Sensory-sympathetic coupling in superior cervical ganglia after myocardial ischemic injury facilitates sympathoexcitatory action via P2X7 receptor

P2X receptors participate in cardiovascular regulation and disease. After myocardial ischemic injury, sensory-sympathetic coupling between rat cervical DRG nerves and superior cervical ganglia (SCG) facilitated sympathoexcitatory action via P2X(7) receptor. The results showed that after myocardial ischemic injury, the systolic blood pressure, heart rate, serum cardiac enzymes, IL-6, and TNF-alpha were increased, while the levels of P2X(7) mRNA and protein in SCG were also upregulated. However, these alterations diminished after treatment of myocardial ischemic (MI) rats with the P2X(7) antagonist oxATP. After siRNA P2X(7) in MI rats, the systolic blood pressure, heart rate, serum cardiac enzymes, the expression levels of the satellite glial cell (SGC) or P2X(7) were significantly lower than those in MI group.

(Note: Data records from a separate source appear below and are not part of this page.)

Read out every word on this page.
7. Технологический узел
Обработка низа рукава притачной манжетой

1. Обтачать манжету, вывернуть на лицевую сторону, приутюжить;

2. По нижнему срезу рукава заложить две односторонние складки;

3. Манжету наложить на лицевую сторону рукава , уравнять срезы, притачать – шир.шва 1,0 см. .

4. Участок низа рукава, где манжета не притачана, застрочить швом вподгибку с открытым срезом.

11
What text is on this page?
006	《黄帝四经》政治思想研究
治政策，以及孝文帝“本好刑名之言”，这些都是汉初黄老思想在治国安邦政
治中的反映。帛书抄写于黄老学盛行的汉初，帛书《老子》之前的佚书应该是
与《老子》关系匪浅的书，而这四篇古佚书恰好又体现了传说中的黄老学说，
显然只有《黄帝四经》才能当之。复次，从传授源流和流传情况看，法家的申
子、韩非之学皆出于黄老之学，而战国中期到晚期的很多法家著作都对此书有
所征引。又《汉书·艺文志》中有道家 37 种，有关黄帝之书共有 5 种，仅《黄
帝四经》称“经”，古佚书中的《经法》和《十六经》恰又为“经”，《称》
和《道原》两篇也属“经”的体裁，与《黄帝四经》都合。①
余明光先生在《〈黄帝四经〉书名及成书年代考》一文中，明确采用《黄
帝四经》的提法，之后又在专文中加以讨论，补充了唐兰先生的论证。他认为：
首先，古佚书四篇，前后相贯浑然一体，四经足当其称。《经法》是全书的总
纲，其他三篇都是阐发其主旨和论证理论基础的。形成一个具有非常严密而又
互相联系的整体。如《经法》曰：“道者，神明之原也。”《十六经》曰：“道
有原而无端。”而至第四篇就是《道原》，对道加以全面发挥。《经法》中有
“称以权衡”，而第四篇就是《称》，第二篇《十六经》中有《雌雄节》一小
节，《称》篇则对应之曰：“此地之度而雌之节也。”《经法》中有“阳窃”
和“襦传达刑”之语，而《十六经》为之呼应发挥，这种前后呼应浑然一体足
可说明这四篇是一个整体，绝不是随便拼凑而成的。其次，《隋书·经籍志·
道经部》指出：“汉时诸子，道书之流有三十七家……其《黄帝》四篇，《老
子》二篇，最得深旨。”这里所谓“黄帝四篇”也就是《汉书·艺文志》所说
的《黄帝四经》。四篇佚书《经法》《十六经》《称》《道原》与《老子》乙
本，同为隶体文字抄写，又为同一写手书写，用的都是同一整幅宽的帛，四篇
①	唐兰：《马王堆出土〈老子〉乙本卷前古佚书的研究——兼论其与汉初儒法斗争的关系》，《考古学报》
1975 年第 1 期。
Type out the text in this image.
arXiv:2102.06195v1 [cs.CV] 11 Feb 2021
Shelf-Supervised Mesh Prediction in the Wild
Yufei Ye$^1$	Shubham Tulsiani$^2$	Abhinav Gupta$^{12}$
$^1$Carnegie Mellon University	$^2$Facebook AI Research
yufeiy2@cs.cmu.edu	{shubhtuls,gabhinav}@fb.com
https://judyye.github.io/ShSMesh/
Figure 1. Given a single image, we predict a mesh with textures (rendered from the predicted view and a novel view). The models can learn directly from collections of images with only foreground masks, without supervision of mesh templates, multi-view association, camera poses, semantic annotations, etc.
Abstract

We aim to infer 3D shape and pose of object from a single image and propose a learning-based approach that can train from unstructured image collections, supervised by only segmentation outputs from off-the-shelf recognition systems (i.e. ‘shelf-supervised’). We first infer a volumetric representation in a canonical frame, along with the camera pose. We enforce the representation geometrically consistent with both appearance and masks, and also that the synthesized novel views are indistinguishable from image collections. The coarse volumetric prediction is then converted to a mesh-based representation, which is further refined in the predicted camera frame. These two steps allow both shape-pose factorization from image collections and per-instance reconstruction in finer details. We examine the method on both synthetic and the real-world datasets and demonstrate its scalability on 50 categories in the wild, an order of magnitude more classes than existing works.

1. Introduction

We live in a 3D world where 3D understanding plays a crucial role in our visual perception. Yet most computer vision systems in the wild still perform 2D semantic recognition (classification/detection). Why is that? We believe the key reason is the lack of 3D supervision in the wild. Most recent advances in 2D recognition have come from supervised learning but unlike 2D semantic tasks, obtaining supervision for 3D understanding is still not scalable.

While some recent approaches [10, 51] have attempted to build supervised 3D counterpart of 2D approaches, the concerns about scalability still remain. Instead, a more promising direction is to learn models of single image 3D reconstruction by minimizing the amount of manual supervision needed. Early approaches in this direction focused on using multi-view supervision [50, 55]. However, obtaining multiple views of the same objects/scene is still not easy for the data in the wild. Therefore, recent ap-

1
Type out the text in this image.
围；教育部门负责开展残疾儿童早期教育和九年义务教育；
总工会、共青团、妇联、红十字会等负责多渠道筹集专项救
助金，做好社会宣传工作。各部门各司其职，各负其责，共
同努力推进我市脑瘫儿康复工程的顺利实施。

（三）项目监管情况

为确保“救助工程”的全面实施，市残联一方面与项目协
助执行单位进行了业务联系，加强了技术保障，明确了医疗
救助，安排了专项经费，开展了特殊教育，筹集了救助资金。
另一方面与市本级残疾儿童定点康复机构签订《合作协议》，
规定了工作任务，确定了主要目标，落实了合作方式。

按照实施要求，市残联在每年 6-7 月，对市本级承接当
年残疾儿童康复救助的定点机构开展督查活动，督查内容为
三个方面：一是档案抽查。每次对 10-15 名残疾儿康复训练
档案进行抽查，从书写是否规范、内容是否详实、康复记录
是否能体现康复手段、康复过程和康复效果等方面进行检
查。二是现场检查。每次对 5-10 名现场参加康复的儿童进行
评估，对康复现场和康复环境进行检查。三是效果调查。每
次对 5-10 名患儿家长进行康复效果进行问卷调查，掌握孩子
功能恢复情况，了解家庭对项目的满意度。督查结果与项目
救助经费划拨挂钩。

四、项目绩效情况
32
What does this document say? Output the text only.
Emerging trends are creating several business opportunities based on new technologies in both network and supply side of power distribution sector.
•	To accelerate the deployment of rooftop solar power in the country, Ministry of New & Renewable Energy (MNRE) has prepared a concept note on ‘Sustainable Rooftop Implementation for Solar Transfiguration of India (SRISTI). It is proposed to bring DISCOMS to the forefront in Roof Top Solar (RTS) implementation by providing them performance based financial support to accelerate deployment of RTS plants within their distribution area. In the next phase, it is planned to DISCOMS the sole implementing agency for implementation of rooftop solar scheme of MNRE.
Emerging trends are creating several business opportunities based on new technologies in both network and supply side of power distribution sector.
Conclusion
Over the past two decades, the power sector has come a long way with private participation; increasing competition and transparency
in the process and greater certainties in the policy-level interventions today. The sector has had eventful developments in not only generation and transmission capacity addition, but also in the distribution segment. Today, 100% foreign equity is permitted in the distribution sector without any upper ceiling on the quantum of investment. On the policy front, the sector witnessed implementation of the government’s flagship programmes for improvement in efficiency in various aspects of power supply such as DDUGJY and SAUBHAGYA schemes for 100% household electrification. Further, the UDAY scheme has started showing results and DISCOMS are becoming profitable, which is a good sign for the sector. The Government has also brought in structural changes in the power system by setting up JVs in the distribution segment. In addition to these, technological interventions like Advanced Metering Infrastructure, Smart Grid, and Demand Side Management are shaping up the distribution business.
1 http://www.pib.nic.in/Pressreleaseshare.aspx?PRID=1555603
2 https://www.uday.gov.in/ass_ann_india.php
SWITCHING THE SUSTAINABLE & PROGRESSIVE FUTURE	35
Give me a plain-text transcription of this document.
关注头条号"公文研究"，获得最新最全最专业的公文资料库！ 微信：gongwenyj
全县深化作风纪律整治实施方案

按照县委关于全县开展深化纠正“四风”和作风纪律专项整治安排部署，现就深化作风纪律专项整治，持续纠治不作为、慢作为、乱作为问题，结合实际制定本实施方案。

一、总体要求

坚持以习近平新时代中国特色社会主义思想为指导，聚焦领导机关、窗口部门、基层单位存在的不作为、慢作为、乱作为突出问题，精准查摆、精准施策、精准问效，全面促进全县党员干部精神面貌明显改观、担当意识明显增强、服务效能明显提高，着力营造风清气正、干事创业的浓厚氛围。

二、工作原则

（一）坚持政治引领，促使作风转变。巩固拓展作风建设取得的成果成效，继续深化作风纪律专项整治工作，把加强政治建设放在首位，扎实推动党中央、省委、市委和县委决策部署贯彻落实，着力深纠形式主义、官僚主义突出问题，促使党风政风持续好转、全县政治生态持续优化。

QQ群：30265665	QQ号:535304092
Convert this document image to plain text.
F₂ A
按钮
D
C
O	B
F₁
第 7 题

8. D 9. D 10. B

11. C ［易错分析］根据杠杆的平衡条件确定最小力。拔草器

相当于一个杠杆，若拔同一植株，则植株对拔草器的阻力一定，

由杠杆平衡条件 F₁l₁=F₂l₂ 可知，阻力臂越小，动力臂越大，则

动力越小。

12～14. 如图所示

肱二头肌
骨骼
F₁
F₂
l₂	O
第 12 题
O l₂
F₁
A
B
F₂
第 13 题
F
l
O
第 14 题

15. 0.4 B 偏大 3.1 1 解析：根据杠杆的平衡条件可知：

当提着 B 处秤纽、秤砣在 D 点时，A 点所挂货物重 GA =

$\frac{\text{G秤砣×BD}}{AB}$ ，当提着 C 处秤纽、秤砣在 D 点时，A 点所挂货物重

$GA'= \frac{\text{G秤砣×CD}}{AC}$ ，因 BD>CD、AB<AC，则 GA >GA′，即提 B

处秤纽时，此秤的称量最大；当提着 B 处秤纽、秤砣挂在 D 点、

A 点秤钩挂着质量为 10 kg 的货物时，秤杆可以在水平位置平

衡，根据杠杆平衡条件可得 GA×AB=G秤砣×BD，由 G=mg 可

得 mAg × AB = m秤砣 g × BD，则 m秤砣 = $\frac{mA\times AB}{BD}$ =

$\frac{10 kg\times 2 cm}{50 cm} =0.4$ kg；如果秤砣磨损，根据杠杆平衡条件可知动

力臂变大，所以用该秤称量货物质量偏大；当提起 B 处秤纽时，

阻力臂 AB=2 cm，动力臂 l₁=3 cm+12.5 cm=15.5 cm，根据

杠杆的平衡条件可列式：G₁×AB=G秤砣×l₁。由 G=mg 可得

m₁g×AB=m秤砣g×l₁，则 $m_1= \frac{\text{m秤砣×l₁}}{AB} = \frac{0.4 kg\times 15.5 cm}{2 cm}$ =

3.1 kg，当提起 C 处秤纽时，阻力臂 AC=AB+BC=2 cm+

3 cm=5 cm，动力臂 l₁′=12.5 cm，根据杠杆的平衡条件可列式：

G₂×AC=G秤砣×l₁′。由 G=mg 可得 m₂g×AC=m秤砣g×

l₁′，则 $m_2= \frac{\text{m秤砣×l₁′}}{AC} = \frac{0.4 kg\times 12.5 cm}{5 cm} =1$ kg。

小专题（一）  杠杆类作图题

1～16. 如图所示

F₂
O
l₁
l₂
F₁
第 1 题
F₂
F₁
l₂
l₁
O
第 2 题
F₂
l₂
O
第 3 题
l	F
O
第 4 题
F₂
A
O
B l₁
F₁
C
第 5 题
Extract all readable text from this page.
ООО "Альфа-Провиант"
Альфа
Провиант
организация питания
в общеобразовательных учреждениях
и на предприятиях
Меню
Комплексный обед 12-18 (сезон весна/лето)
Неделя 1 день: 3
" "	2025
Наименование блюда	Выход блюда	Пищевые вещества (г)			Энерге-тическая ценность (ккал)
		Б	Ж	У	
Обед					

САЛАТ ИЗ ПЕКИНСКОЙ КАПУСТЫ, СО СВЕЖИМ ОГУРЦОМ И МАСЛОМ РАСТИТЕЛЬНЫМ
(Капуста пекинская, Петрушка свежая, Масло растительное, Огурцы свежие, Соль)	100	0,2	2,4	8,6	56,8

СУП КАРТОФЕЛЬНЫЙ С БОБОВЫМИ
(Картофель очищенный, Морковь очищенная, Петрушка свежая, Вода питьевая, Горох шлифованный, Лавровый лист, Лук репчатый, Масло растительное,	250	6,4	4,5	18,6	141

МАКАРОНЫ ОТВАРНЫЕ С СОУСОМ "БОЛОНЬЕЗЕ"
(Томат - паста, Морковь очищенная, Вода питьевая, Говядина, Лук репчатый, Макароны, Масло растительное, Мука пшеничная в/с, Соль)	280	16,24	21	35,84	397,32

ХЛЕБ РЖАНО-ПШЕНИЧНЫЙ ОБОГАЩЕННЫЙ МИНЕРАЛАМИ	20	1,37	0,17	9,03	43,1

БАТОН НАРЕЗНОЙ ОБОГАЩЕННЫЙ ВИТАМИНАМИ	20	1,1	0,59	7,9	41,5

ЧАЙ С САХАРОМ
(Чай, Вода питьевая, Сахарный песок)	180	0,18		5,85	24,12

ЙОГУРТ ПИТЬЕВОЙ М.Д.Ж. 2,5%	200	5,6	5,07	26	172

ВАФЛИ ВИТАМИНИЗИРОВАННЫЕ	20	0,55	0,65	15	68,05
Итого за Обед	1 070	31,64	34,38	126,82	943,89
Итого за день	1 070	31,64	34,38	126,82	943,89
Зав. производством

The phosphorylation of ERK 1/2 in SCG participated in the molecular mechanism of the sympathoexcitatory action induced by the myocardial ischemic injury. Retrograde tracing test revealed the sprouting of CGRP or SP sensory nerves (the markers of sensory afferent fibers) from DRG to SCG neurons. The upregulated P2X(7) receptor promoted the activation of SGCs in SCG, resulting in the formation of sensory-sympathetic coupling which facilitated the sympathoexcitatory action. P2X(7) antagonist oxATP could inhibit the activation of SGCs and interrupt the formation of sensory-sympathetic coupling in SCG after the myocardial ischemic injury. Our findings may benefit the treatment of coronary heart disease and other cardiovascular diseases.